Mom went to sleep right after dinner, instructing me to do the dishes and put the leftovers in the freezer. After I’d done that, I didn’t anything to do so I went to bed too. After last night’s terrible sleep, I was unconscious the second that my head hit the pillow.
“Pretty great, isn’t it?” Meenah was suddenly next to me, smiling beatifically. She too was wearing a black cape, but the hood was down. “Look at my family. There sure are a lot of us.” The tone she used, although happy, terrified me. That was then my dream took a turn for the worse.
“No,” I squeaked, too terrified to make a more dignified response.
Suddenly, everyone threw their capes off; under them were hundreds of pale, beautiful people, all with glowing red eyes and horrifyingly hungry expressions on their faces, fangs bared in catlike grimaces.
I tried to run, but the ATM blocked my only escape. Panicking as cold claw-like hands grabbed at my clothes, I climbed onto the machine, surrounded by a sea of people, Meenah’s smiling face clear in the crowd.
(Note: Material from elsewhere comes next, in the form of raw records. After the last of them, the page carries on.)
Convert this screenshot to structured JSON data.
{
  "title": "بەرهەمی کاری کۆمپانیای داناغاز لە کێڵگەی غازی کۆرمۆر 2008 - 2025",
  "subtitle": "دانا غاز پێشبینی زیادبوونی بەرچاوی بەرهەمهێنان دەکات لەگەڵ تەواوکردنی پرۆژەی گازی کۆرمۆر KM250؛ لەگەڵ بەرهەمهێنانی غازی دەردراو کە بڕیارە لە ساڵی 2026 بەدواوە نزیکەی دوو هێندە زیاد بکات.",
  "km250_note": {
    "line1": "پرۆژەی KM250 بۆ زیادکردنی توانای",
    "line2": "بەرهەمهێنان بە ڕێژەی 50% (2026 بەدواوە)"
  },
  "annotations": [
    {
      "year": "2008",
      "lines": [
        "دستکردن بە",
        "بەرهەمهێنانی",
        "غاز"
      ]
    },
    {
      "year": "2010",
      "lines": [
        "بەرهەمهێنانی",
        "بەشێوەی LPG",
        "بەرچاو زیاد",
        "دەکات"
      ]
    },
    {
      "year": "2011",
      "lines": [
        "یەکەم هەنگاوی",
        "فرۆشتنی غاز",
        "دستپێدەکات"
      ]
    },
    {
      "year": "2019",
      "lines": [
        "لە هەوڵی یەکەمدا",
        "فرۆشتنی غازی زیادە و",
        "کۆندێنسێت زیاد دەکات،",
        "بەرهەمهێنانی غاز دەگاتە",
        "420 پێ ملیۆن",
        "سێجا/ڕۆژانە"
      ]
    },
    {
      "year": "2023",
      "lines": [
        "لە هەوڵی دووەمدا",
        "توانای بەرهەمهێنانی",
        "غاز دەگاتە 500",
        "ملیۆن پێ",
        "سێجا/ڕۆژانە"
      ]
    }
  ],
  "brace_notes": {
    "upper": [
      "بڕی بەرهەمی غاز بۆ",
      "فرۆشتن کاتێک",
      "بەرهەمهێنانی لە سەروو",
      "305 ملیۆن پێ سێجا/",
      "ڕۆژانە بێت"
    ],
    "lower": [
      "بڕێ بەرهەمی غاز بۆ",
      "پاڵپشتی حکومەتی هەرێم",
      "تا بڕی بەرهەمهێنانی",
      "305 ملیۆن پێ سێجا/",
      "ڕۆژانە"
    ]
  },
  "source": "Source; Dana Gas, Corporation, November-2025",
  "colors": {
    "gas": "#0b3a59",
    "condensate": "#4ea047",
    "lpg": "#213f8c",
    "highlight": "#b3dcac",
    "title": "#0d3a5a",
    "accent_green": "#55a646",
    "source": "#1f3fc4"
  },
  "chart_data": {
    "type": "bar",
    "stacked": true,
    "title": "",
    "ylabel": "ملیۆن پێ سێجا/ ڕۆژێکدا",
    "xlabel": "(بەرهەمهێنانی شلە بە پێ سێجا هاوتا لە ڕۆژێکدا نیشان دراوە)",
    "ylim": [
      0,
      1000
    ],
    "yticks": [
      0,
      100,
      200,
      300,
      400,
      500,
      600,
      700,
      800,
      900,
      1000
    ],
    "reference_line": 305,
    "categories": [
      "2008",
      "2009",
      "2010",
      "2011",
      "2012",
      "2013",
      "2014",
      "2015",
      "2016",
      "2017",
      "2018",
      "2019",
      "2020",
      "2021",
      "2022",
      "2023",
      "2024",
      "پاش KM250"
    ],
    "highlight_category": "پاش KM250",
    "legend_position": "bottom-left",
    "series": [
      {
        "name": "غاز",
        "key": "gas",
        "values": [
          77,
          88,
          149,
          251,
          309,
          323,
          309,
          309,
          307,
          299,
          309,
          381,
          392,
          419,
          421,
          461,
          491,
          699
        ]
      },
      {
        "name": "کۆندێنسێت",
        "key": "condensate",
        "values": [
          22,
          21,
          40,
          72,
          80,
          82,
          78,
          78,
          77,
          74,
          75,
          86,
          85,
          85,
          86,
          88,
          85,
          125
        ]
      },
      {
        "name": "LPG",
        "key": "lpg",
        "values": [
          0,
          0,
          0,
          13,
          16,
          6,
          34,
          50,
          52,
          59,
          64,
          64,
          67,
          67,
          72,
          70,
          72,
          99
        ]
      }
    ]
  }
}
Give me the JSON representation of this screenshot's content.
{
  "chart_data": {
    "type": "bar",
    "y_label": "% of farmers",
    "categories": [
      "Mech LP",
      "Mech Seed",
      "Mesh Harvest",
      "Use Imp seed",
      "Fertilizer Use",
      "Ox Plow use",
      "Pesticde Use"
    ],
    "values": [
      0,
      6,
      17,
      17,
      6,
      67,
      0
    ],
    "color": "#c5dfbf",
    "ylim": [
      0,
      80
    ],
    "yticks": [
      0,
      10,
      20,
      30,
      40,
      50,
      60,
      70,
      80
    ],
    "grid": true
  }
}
“You’re out of money, and now you’re out of time,” she called tauntingly. “There’s nothing to save you this time!” She stared happily as the arms of her ‘family’ pulled me down, swallowing me into the black crowds.
I woke up, gasping for breath. As my eyes adjusted to the dim light, my brain calmed down enough to think, “What a strange dream.” I stared at the ceiling, watching everything come into focus.
My scream was cut short as she forced her hand over my mouth.